Like most linguistic prescriptivists, you approach these issues with the attitude that the aspects of words and their contemporary usage that you already know about are objective semantic facts that everybody needs to learn. While the aspects of them that you don’t happen to know about must be just other people’s “idiosyncratic” or “incorrect” or “erroneous” misuse of language.
It’s “free rein”, meaning that when you’re riding a horse, you’re not actually controlling the horse much- you’re giving it “free rein”, and letting it do what it wants.
That’s not very much different than the current usage, except for the misconception of whether it’s “rein” or “reign”.
If we’re going to have a defined language (as defined by things like dictionaries, thesauruses, speech rules and usage rules) then there are absolutely correct and incorrect definitions and usages of words, and people should know them and in large part, conform to them. And it’s not a bad thing to say that someone who doesn’t is using the word incorrectly.
We don’t and never have. Dictionaries, thesauruses, speech and usage rules describe how the language is used, and help people to learn how they are used, but they do not define how they are used.
That’s done by the people who actually use the language, and language changes.
So, where do you fall on the literal/figurative divide?
Not always. Any of those, even wiki ones, are curated by people. Sometimes common usage is simply a persistent error. Like irregardless. An inefficient and pointless error, why it started I do not know, if people thought adding the “ir” made for a better rhythm or made them sound more important. If the mistake persists for decades upon decades then perhaps they should add it but still refer that it’s “slang” or “corruption” or recognize that there is no legitimate purpose for the word. “Could of” would be another, why should we codify something just because many people make the same mistake?
‘Karen’ may not be too far a stretch for the topic, because those talking about Karens with a disparaging connotation are consciously trying to traduce someone, even if it’s not meant as a racist insult against Karen peoples. We might say it’s better avoided, except that nobody attempting to be polite would inject such language into speech—it’s deliberately there to injure.
Then we have no reason to police “master bedroom” or indeed any other language because language is just what people say and we should just let the words fly. Someone saying “master bedroom” should have no restrictions on their language despite others being offended.
People compiling or curating dictionaries who are reluctant to add in incorrect words of little value are policing in the same way that people concerned about words that offend are. Police are a part of society. We don’t need to start teaching kids in school to say “um” a lot because a lot of people do that.
What do think taking part in this thread is if not “taking time to understand unfamiliar words and phrases”?
I’m very much not a linguistic prescriptivist and never have been.
Words don’t have set meaning, they have usages.
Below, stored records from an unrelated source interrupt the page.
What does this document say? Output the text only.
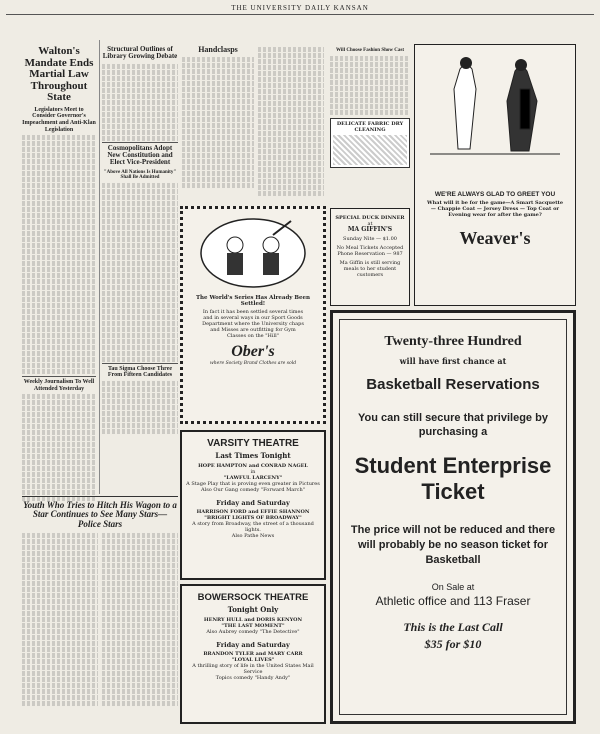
THE UNIVERSITY DAILY KANSAN
Walton's Mandate Ends Martial Law Throughout State
Legislators Meet to Consider Governor's Impeachment and Anti-Klan Legislation
Weekly Journalism To Well Attended Yesterday
Youth Who Tries to Hitch His Wagon to a Star Continues to See Many Stars—Police Stars
Structural Outlines of Library Growing Debate
Cosmopolitans Adopt New Constitution and Elect Vice-President
"Above All Nations Is Humanity" Shall Be Admitted
Tau Sigma Choose Three From Fifteen Candidates
Handclasps
The World's Series Has Already Been Settled!
In fact it has been settled several times and in several ways in our Sport Goods Department where the University chaps and Misses are outfitting for Gym Classes on the "Hill"
Ober's
where Society Brand Clothes are sold
VARSITY THEATRE
Last Times Tonight
HOPE HAMPTON and CONRAD NAGEL
in
"LAWFUL LARCENY"
A Stage Play that is proving even greater in Pictures
Also Our Gang comedy "Forward March"
Friday and Saturday
HARRISON FORD and EFFIE SHANNON
"BRIGHT LIGHTS OF BROADWAY"
A story from Broadway, the street of a thousand lights.
Also Pathe News
BOWERSOCK THEATRE
Tonight Only
HENRY HULL and DORIS KENYON
"THE LAST MOMENT"
Also Aubrey comedy "The Detective"
Friday and Saturday
BRANDON TYLER and MARY CARR
"LOYAL LIVES"
A thrilling story of life in the United States Mail Service
Topics comedy "Handy Andy"
Will Choose Fashion Show Cast
DELICATE FABRIC DRY CLEANING
SPECIAL DUCK DINNER
at
MA GIFFIN'S
Sunday Nite — $1.00
No Meal Tickets Accepted
Phone Reservation — 987
Ma Giffin is still serving meals to her student customers
WE'RE ALWAYS GLAD TO GREET YOU
What will it be for the game—A Smart Sacquette — Chappie Coat — Jersey Dress — Top Coat or Evening wear for after the game?
Weaver's
Twenty-three Hundred
will have first chance at
Basketball Reservations
You can still secure that privilege by purchasing a
Student Enterprise Ticket
The price will not be reduced and there will probably be no season ticket for Basketball
On Sale at
Athletic office and 113 Fraser
This is the Last Call
$35 for $10
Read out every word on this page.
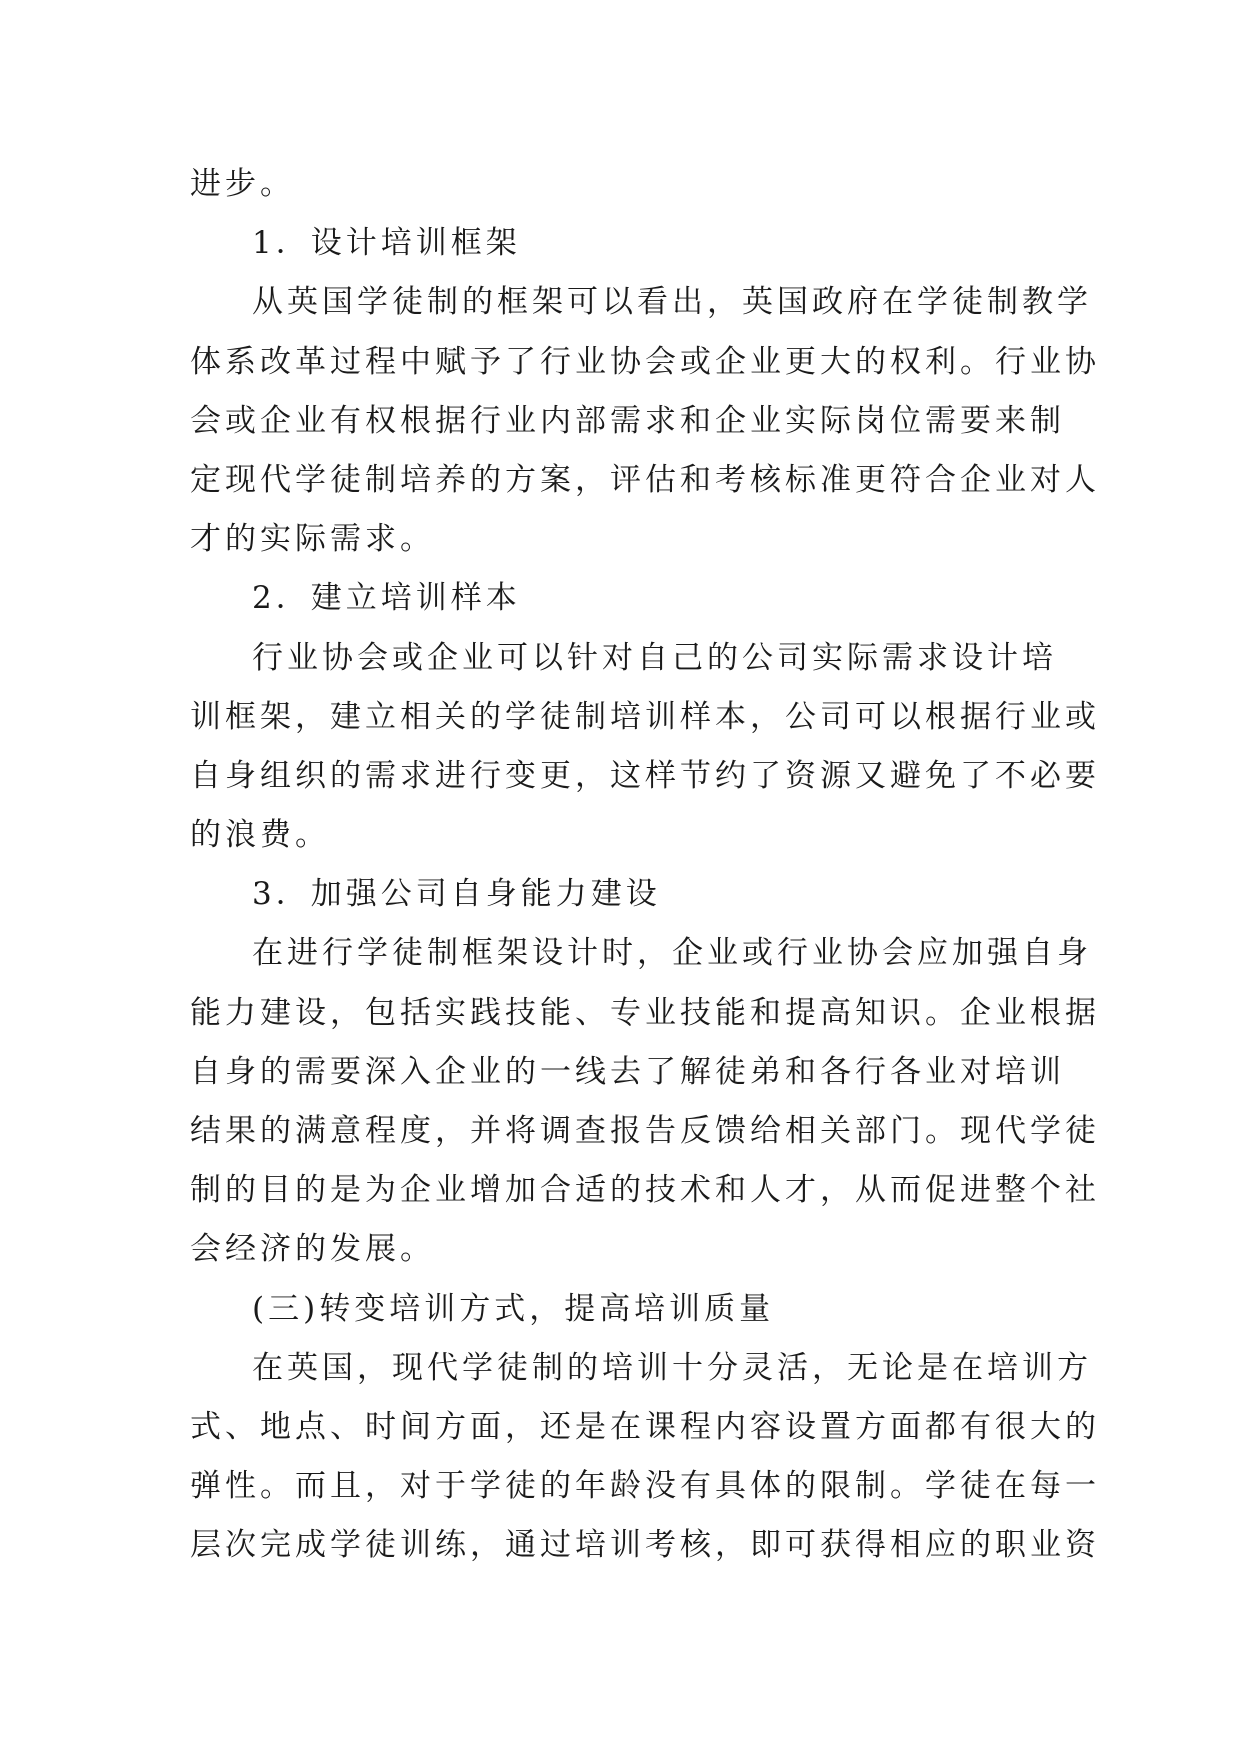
进步。
1．设计培训框架
从英国学徒制的框架可以看出，英国政府在学徒制教学
体系改革过程中赋予了行业协会或企业更大的权利。行业协
会或企业有权根据行业内部需求和企业实际岗位需要来制
定现代学徒制培养的方案，评估和考核标准更符合企业对人
才的实际需求。
2．建立培训样本
行业协会或企业可以针对自己的公司实际需求设计培
训框架，建立相关的学徒制培训样本，公司可以根据行业或
自身组织的需求进行变更，这样节约了资源又避免了不必要
的浪费。
3．加强公司自身能力建设
在进行学徒制框架设计时，企业或行业协会应加强自身
能力建设，包括实践技能、专业技能和提高知识。企业根据
自身的需要深入企业的一线去了解徒弟和各行各业对培训
结果的满意程度，并将调查报告反馈给相关部门。现代学徒
制的目的是为企业增加合适的技术和人才，从而促进整个社
会经济的发展。
(三)转变培训方式，提高培训质量
在英国，现代学徒制的培训十分灵活，无论是在培训方
式、地点、时间方面，还是在课程内容设置方面都有很大的
弹性。而且，对于学徒的年龄没有具体的限制。学徒在每一
层次完成学徒训练，通过培训考核，即可获得相应的职业资
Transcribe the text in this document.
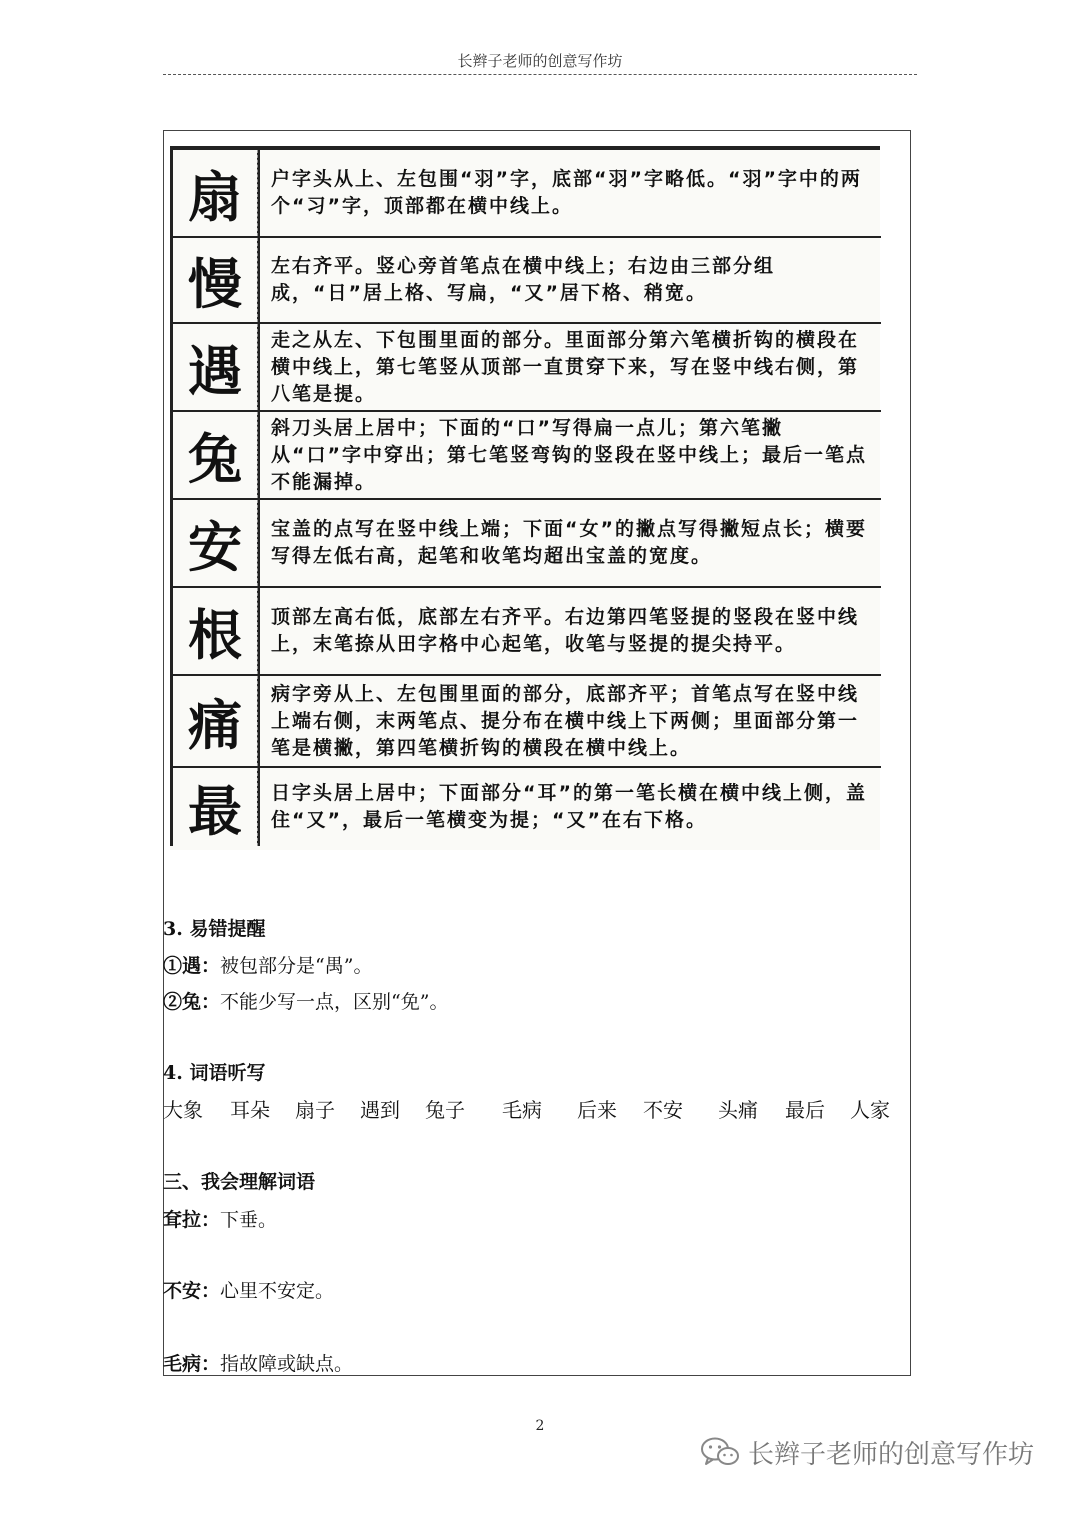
长辫子老师的创意写作坊
扇	户字头从上、左包围“羽”字，底部“羽”字略低。“羽”字中的两个“习”字，顶部都在横中线上。
慢	左右齐平。竖心旁首笔点在横中线上；右边由三部分组成，“日”居上格、写扁，“又”居下格、稍宽。
遇	走之从左、下包围里面的部分。里面部分第六笔横折钩的横段在横中线上，第七笔竖从顶部一直贯穿下来，写在竖中线右侧，第八笔是提。
兔	斜刀头居上居中；下面的“口”写得扁一点儿；第六笔撇从“口”字中穿出；第七笔竖弯钩的竖段在竖中线上；最后一笔点不能漏掉。
安	宝盖的点写在竖中线上端；下面“女”的撇点写得撇短点长；横要写得左低右高，起笔和收笔均超出宝盖的宽度。
根	顶部左高右低，底部左右齐平。右边第四笔竖提的竖段在竖中线上，末笔捺从田字格中心起笔，收笔与竖提的提尖持平。
痛	病字旁从上、左包围里面的部分，底部齐平；首笔点写在竖中线上端右侧，末两笔点、提分布在横中线上下两侧；里面部分第一笔是横撇，第四笔横折钩的横段在横中线上。
最	日字头居上居中；下面部分“耳”的第一笔长横在横中线上侧，盖住“又”，最后一笔横变为提；“又”在右下格。
3. 易错提醒
①遇：被包部分是“禺”。
②兔：不能少写一点，区别“免”。
4. 词语听写
大象 耳朵 扇子 遇到 兔子 毛病 后来 不安 头痛 最后 人家
三、我会理解词语
耷拉：下垂。
不安：心里不安定。
毛病：指故障或缺点。
2
长辫子老师的创意写作坊
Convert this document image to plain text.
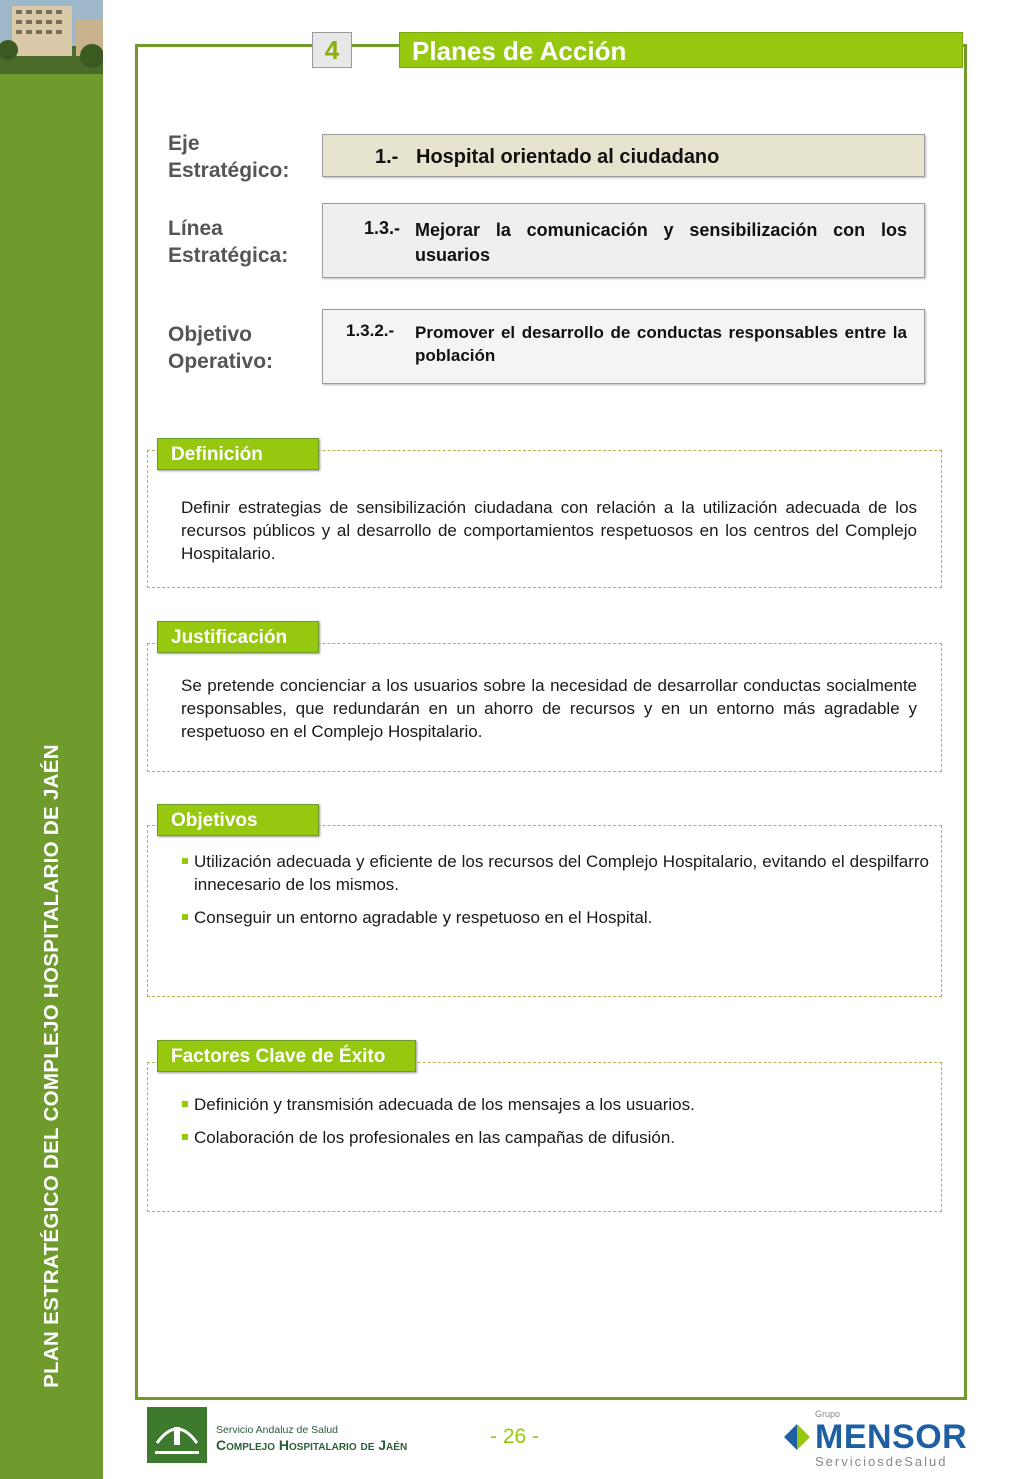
PLAN ESTRATÉGICO DEL COMPLEJO HOSPITALARIO DE JAÉN
4	Planes de Acción
Eje Estratégico:
1.- Hospital orientado al ciudadano
Línea Estratégica:
1.3.- Mejorar la comunicación y sensibilización con los usuarios
Objetivo Operativo:
1.3.2.- Promover el desarrollo de conductas responsables entre la población
Definición
Definir estrategias de sensibilización ciudadana con relación a la utilización adecuada de los recursos públicos y al desarrollo de comportamientos respetuosos en los centros del Complejo Hospitalario.
Justificación
Se pretende concienciar a los usuarios sobre la necesidad de desarrollar conductas socialmente responsables, que redundarán en un ahorro de recursos y en un entorno más agradable y respetuoso en el Complejo Hospitalario.
Objetivos
Utilización adecuada y eficiente de los recursos del Complejo Hospitalario, evitando el despilfarro innecesario de los mismos.
Conseguir un entorno agradable y respetuoso en el Hospital.
Factores Clave de Éxito
Definición y transmisión adecuada de los mensajes a los usuarios.
Colaboración de los profesionales en las campañas de difusión.
Servicio Andaluz de Salud
Complejo Hospitalario de Jaén	- 26 -
Grupo
MENSOR
ServiciosdeSalud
Lots of different usages and all of them can be valid at the same time.
And when you are informed about the way in which a word is being used (even if it is different to how you use it) it is up to you to choose how to react to that.
The usage of “niggardly” in the hands of some people and some contexts has a racial element. The usage of “niggardly” in the hands of others and in some contexts has no racial element at all. Both are objective semantic facts. Is that the view of a linguistic prescriptivist?